Arduino Machine Learning Profiling

This repository seeks to compare the performance of different implementations of TVM on Arduino, as well as the performace of our competitor Tensorflow Lite for Microcontrollers's tuned models.

Results summay

The AOT runtime consumes much less RAM than the graph executor, and runs a little faster. Tensorflow Lite for Microcontrollers, however, beats both in terms of speed, RAM usage, and flash usage. AutoTVM and/or operator scheduling must be implemented to obtain competitive performance.

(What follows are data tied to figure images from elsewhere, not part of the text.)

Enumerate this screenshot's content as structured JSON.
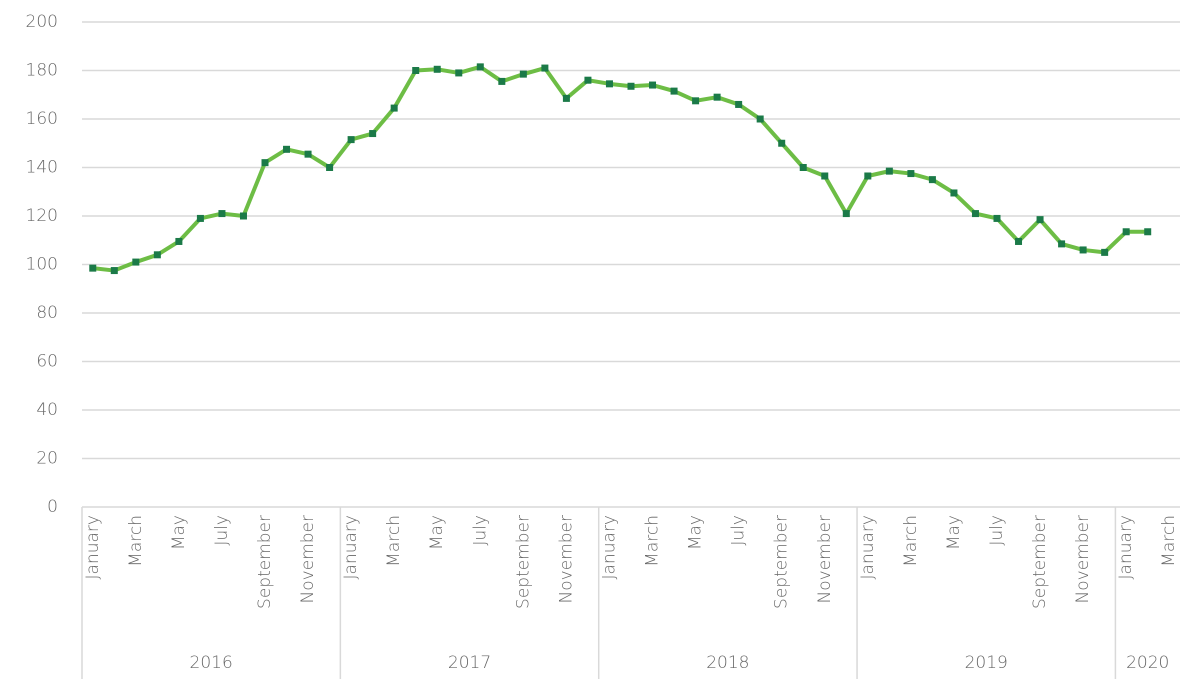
{
  "chart_data": {
    "type": "line",
    "categories": [
      "January",
      null,
      "March",
      null,
      "May",
      null,
      "July",
      null,
      "September",
      null,
      "November",
      null,
      "January",
      null,
      "March",
      null,
      "May",
      null,
      "July",
      null,
      "September",
      null,
      "November",
      null,
      "January",
      null,
      "March",
      null,
      "May",
      null,
      "July",
      null,
      "September",
      null,
      "November",
      null,
      "January",
      null,
      "March",
      null,
      "May",
      null,
      "July",
      null,
      "September",
      null,
      "November",
      null,
      "January",
      null,
      "March"
    ],
    "year_labels": [
      "2016",
      "2017",
      "2018",
      "2019",
      "2020"
    ],
    "series": [
      {
        "color": "#6dbd45",
        "marker_color": "#1b7a48",
        "values": [
          98.5,
          97.5,
          101,
          104,
          109.5,
          119,
          121,
          120,
          142,
          147.5,
          145.5,
          140,
          151.5,
          154,
          164.5,
          180,
          180.5,
          179,
          181.5,
          175.5,
          178.5,
          181,
          168.5,
          176,
          174.5,
          173.5,
          174,
          171.5,
          167.5,
          169,
          166,
          160,
          150,
          140,
          136.5,
          121,
          136.5,
          138.5,
          137.5,
          135,
          129.5,
          121,
          119,
          109.5,
          118.5,
          108.5,
          106,
          105,
          113.5,
          113.5,
          null
        ]
      }
    ],
    "ylim": [
      0,
      200
    ],
    "yticks": [
      0,
      20,
      40,
      60,
      80,
      100,
      120,
      140,
      160,
      180,
      200
    ],
    "grid": true
  }
}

Keyword spotting on the Nano 33 BLE

Implementation	Flash usage (bytes)	Unused RAM (bytes)	Initialization speed (ms)	Inference speed (ms)
TVM `graph_executor`	148,152 bytes	137,332 bytes	14.526 ms	101.976 ms
TVM `aot_executor`	125,544 bytes	188,388 bytes	0 ms	87.817 ms
Tensorflow Lite Micro	151,480 bytes	196,580 bytes	1.206 ms	53.654 ms

Person detection on the Nano 33 BLE

Implementation	Flash usage (bytes)	RAM free (bytes)	Initialization speed (ms)	Inference speed (ms)
TVM `graph_executor`	570,352 bytes
TVM `aot_executor`	530,624 bytes
Tensorflow Lite Micro	441,160 bytes	69,604 bytes	71.209 ms	653.005 ms

Person detection on the Sony SPRESENSE

Implementation	Flash usage (bytes)	Unused RAM (bytes)	Initialization speed (ms)	Inference speed (ms)
TVM `graph_executor`	641,912 bytes	319,128 bytes	66.272 ms	1223.217 ms
TVM `aot_executor`	1,210,984 bytes	296,344 bytes	0 ms	1423.898 ms

Models

We picked two models for profiling that have been very heavily tuned by the TLFM folks for performance on Arduino - the micro speech and person detection models (these are the same ones on the TVM Arduino demos repository.

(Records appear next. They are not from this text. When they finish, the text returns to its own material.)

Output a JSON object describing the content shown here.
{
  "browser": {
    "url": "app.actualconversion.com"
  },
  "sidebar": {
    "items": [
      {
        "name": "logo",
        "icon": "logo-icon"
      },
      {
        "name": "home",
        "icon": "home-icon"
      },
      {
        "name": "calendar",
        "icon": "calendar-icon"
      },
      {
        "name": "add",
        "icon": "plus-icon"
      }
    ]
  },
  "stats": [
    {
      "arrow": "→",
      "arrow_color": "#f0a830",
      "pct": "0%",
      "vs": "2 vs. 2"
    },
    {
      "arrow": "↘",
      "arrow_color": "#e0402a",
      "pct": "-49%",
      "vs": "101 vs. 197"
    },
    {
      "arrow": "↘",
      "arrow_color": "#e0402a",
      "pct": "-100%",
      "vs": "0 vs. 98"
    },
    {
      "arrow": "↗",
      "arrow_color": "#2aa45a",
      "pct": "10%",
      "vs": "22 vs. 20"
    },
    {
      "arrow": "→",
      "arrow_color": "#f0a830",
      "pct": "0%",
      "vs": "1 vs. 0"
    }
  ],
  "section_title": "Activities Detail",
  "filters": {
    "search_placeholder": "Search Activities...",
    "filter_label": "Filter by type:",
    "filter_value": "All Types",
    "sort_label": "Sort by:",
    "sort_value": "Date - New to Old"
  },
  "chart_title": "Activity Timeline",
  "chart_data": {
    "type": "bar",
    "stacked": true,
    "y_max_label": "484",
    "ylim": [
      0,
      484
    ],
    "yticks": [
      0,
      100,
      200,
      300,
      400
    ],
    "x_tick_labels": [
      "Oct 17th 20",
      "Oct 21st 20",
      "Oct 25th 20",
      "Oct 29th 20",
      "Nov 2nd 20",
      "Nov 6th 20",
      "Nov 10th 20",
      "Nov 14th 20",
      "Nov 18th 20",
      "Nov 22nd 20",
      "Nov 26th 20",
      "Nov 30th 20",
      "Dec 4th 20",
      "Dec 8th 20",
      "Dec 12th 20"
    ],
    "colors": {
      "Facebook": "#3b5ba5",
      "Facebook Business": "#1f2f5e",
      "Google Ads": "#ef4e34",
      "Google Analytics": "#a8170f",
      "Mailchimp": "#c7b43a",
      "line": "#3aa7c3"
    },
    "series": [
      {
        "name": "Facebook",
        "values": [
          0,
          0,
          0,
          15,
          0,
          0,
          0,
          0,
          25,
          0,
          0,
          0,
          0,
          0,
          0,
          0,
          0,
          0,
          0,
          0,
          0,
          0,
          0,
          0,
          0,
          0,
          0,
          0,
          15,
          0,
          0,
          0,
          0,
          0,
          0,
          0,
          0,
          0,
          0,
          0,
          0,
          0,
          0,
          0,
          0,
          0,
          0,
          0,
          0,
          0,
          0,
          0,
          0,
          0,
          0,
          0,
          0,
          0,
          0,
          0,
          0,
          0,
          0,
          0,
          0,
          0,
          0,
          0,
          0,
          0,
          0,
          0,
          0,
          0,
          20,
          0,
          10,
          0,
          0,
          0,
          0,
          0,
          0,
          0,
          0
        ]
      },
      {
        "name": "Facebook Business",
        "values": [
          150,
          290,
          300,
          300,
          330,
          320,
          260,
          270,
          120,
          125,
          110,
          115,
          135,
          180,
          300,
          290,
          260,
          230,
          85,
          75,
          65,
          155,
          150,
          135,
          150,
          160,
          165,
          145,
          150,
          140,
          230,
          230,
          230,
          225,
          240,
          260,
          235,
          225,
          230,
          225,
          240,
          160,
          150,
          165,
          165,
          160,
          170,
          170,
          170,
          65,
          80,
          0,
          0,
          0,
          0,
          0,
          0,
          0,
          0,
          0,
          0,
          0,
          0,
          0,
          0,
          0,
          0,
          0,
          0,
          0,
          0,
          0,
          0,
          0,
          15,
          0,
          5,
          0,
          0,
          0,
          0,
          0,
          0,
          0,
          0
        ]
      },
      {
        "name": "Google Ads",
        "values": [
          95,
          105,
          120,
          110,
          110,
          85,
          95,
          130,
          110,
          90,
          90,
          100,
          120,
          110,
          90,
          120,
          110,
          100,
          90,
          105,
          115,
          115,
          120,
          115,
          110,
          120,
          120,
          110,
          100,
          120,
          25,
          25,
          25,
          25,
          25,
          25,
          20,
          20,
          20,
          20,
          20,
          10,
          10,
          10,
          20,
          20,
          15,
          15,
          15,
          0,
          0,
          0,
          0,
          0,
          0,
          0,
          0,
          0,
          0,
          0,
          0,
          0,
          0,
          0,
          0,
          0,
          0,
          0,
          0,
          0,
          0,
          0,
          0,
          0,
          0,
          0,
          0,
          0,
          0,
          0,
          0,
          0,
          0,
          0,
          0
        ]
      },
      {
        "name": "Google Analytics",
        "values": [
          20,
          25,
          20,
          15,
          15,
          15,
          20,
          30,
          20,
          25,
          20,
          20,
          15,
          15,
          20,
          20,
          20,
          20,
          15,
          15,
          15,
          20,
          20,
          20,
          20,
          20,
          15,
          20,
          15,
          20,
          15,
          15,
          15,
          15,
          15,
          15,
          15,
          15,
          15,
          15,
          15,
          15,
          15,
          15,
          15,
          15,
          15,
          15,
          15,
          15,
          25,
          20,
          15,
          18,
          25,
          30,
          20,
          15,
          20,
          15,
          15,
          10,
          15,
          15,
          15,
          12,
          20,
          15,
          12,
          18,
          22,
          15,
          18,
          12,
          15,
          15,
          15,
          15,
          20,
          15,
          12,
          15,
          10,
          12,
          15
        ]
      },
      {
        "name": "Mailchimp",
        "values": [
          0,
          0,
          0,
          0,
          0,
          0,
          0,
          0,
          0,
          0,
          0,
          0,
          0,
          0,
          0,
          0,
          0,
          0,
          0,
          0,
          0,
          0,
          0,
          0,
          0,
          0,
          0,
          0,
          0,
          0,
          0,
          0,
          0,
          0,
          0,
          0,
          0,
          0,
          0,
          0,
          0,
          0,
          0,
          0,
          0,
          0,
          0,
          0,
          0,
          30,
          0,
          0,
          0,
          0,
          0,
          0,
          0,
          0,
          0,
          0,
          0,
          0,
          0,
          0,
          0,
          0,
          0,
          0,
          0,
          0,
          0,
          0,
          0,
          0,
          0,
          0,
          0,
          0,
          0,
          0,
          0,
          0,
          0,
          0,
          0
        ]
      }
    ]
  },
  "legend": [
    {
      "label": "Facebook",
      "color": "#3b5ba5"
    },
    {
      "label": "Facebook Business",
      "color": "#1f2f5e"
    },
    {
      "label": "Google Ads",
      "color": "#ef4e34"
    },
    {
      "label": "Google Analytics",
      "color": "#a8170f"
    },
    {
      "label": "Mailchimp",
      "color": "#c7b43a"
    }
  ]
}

As currently implemented in TVM (with both executors), the person detection model is too large to run on the Arduino Nano, so these cells are blank. Also, Tensorflow Lite for Microcontrollers is platform-specific and does not work on the Sony Spresense, so these cells are blank too.

Flash usage

For measuring flash usage, note that a lot of flash is used by various overhead functions, and by all the crap Arduino automatically adds to your program. For example, the simplest valid Arduino program (seen below) takes 83.4 kB on the Nano 33 BLE and 163.5 kB on the Spresense. For this reason, all measurements of flash memory usage include overhead.

// Shortest running script for Arduino
void setup() {}
void loop() {}

Additionally, for some of the implementation/model/board pairings, the Arduino IDE discovered there was not enough memory and refused to compile the sketch. I overrode this refusal to compile by modifying linker_script.ld. These entries are marked with a *.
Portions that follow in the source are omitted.